Having read both briefs, it appears as though the government has an uphill battle.
If, as must be conceded (unless Faretta and MaKaskle were wrongly decided), the denial of a defendant’s so-called Faretta right to represent him/herself requires automatic reversal, the denial of his/her clear Sixth Amendment right to be represented by counsel of choice would seem also to be structural error — Both rights having their footing in concepts of “autonomy” and respect for the defendant’s freedom of “choice.”

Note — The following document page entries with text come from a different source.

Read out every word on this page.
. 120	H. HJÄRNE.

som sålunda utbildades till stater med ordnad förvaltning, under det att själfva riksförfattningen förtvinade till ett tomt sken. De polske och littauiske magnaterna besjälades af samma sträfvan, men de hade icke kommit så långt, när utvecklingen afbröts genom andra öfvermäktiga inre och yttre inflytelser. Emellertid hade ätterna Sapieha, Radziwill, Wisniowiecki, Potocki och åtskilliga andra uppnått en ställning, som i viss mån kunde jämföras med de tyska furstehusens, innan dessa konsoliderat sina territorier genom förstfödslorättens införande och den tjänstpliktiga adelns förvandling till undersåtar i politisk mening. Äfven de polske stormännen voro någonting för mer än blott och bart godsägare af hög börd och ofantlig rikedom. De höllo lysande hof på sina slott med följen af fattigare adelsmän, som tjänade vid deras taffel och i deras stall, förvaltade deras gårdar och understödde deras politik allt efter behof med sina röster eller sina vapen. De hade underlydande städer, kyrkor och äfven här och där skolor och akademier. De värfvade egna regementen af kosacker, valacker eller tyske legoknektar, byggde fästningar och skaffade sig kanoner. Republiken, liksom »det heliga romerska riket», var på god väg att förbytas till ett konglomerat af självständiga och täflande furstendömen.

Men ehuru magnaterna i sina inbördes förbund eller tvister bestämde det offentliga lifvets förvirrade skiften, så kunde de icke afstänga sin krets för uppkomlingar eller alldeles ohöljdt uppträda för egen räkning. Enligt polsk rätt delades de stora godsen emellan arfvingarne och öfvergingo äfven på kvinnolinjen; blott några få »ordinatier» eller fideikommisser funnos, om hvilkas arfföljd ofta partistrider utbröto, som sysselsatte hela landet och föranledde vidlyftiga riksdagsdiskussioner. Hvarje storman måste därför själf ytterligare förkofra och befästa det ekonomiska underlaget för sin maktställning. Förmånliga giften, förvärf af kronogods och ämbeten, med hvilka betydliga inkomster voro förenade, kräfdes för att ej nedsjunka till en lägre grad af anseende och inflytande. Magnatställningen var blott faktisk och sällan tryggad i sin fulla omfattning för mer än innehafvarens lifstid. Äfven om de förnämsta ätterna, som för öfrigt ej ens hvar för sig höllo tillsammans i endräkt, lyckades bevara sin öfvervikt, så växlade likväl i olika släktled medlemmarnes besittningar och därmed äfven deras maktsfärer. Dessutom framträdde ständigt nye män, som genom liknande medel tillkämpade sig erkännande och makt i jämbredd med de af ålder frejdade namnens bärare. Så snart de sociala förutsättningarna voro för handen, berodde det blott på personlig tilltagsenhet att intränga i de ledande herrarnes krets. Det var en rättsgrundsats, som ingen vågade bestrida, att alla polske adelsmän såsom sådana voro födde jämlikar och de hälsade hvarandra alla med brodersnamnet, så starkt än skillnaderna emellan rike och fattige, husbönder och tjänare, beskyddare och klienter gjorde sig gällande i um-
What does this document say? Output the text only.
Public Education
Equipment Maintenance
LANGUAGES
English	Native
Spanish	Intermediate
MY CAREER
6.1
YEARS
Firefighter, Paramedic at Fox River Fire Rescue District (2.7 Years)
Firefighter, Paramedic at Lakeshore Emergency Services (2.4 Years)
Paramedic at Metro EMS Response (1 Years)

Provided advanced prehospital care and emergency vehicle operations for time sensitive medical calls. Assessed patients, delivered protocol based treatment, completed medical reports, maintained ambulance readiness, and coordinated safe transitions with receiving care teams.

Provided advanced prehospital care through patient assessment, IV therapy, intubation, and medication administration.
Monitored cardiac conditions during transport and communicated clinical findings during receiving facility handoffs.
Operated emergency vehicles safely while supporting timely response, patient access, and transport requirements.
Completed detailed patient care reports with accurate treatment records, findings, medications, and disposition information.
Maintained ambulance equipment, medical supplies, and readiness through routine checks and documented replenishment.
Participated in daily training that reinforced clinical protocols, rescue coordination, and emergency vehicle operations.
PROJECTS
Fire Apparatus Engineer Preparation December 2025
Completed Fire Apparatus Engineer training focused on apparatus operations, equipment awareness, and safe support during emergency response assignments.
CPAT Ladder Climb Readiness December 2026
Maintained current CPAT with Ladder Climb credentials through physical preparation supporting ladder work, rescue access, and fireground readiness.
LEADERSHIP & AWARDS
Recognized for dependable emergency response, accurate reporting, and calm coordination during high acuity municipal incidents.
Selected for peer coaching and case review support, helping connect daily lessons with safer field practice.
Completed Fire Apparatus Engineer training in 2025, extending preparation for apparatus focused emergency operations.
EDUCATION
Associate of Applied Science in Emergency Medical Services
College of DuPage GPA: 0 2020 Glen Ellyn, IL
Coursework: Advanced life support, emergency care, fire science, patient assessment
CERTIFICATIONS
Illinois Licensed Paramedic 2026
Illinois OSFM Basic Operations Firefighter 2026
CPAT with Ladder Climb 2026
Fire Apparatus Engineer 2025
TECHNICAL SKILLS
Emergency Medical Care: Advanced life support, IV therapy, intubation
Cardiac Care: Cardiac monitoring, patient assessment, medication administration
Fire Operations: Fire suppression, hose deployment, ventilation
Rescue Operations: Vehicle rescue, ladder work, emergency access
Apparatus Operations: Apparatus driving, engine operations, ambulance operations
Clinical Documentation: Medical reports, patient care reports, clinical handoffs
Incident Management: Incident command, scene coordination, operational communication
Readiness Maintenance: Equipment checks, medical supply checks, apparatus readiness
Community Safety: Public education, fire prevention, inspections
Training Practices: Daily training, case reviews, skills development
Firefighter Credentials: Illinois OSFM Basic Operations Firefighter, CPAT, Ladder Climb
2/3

Indeed, if as the government states, the Faretta self-representation right does not derive from the Assistance of Counsel Clause, but rather, was based “more broadly from this country’s history, the structure of the Sixth Amendment as a whole, and notions of respect for individual autonomy,” it would appear that the right to choose one’s attorney has a more direct connection to the actual text of that clause. And, thus, is paramount, not subsidiary, to the Faretta right –the denial of which results in per se reversal.
Perhaps a re-examination of the constitutional basis for the Faretta right is in order?
Comment by paul — March 29, 2006 @ 6:20 pm
I’d agree with Paul. This type of case would seem ripe for a Scalia opinion similiar to Crawford et alia. It will be interesting to see where Alito and Roberts go.